I'm working off this Kafka Streams, geospatial tutorial.
Let's say my data stream looks like:
| Timestamp | DeviceID | Data |
|---|---|---|
| 10:00 | A | 0.1 |
| 10:00 | A | 0.1 |
| 10:03 | A | 0.2 |
| 10:11 | A | 0.1 |
| 10:12 | A | 10.1 |
| 10:30 | B | 1.3 |
| 10:35 | A | 0.2 |
What I want to do is take a stream of messages, filter them so that:
- Duplicate messages are removed
- Messages that happen too quickly are removed (one message from device every 10 minutes)
- Messages that show large jumps in data are preserved.
The output stream should look like:
| Timestamp | DeviceID | Data |
|---|---|---|
| 10:00 | A | 0.1 |
| 10:11 | A | 0.1 |
| 10:12 | A | 10.1 |
| 10:30 | B | 1.3 |
| 10:35 | A | 0.2 |
My very limited experience tells me I should create a new streaming topic, defined by some ksql that does the filtering, and then use a JDBC connector to dump this reduced stream into Postgres.
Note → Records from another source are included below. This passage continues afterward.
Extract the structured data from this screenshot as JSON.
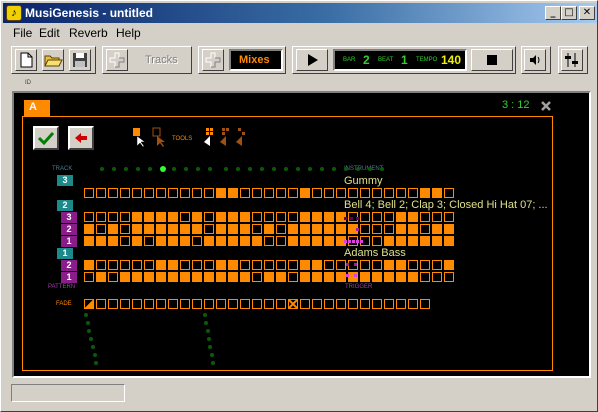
{
  "window": {
    "title": "MusiGenesis - untitled"
  },
  "menu": {
    "file": "File",
    "edit": "Edit",
    "reverb": "Reverb",
    "help": "Help"
  },
  "toolbar": {
    "tracks_label": "Tracks",
    "mixes_label": "Mixes",
    "bar_label": "BAR",
    "bar_value": "2",
    "beat_label": "BEAT",
    "beat_value": "1",
    "tempo_label": "TEMPO",
    "tempo_value": "140"
  },
  "id_label": "ID",
  "mix": {
    "tab_label": "A",
    "time": "3 : 12",
    "tools_label": "TOOLS",
    "track_label": "TRACK",
    "instrument_label": "INSTRUMENT",
    "pattern_label": "PATTERN",
    "trigger_label": "TRIGGER",
    "fade_label": "FADE"
  },
  "tracks": [
    {
      "number": "3",
      "instrument": "Gummy",
      "patterns": [
        {
          "number": "",
          "cells": [
            0,
            0,
            0,
            0,
            0,
            0,
            0,
            0,
            0,
            0,
            0,
            1,
            1,
            0,
            0,
            0,
            0,
            0,
            1,
            0,
            0,
            0,
            0,
            0,
            0,
            0,
            0,
            0,
            1,
            1,
            0
          ]
        }
      ]
    },
    {
      "number": "2",
      "instrument": "Bell 4; Bell 2; Clap 3; Closed Hi Hat 07;  ...",
      "patterns": [
        {
          "number": "3",
          "cells": [
            0,
            0,
            0,
            0,
            1,
            1,
            1,
            1,
            0,
            1,
            0,
            1,
            1,
            1,
            0,
            0,
            0,
            0,
            1,
            1,
            1,
            1,
            0,
            0,
            0,
            0,
            1,
            1,
            0,
            0,
            0
          ]
        },
        {
          "number": "2",
          "cells": [
            1,
            0,
            1,
            0,
            1,
            1,
            1,
            1,
            1,
            1,
            0,
            1,
            1,
            1,
            0,
            1,
            0,
            1,
            1,
            1,
            1,
            1,
            1,
            0,
            0,
            0,
            1,
            1,
            0,
            1,
            1
          ]
        },
        {
          "number": "1",
          "cells": [
            1,
            1,
            1,
            0,
            1,
            0,
            1,
            1,
            1,
            0,
            1,
            1,
            1,
            1,
            1,
            0,
            0,
            1,
            1,
            1,
            1,
            1,
            0,
            0,
            0,
            1,
            1,
            1,
            1,
            1,
            1
          ]
        }
      ]
    },
    {
      "number": "1",
      "instrument": "Adams Bass",
      "patterns": [
        {
          "number": "2",
          "cells": [
            1,
            0,
            0,
            0,
            0,
            0,
            1,
            1,
            0,
            0,
            0,
            1,
            1,
            0,
            0,
            0,
            0,
            0,
            1,
            1,
            0,
            0,
            0,
            0,
            0,
            1,
            1,
            0,
            0,
            0,
            1
          ]
        },
        {
          "number": "1",
          "cells": [
            0,
            1,
            0,
            1,
            1,
            1,
            1,
            1,
            1,
            1,
            1,
            1,
            1,
            1,
            0,
            1,
            1,
            0,
            1,
            1,
            1,
            1,
            1,
            1,
            1,
            1,
            1,
            1,
            0,
            0,
            0
          ]
        }
      ]
    }
  ],
  "fade_cells": [
    1,
    0,
    0,
    0,
    0,
    0,
    0,
    0,
    0,
    0,
    0,
    0,
    0,
    0,
    0,
    0,
    0,
    1,
    0,
    0,
    0,
    0,
    0,
    0,
    0,
    0,
    0,
    0,
    0
  ],
  "colors": {
    "accent_orange": "#ff8a00",
    "track_teal": "#1d8a8a",
    "pattern_purple": "#8a1d8a",
    "time_green": "#30d030",
    "instrument_yellow": "#e0e08a"
  }
}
Is this correct and/or possible? Can anyone help me figure out what the KSQL would look like? Is there a term for this kind of operation?
My first stab at ksql is:
SELECT
DeviceID,
LATEST_BY_OFFSET(TimeStamp),
LATEST_BY_OFFSET(Data)
FROM ship_status_reports
WINDOW TUMBLING (SIZE 10 minutes)
WHERE DeviceID = 'A'
GROUP BY DeviceID
EMIT CHANGES;
but this seems to return a message every 2 minutes (the data rate I'm assuming).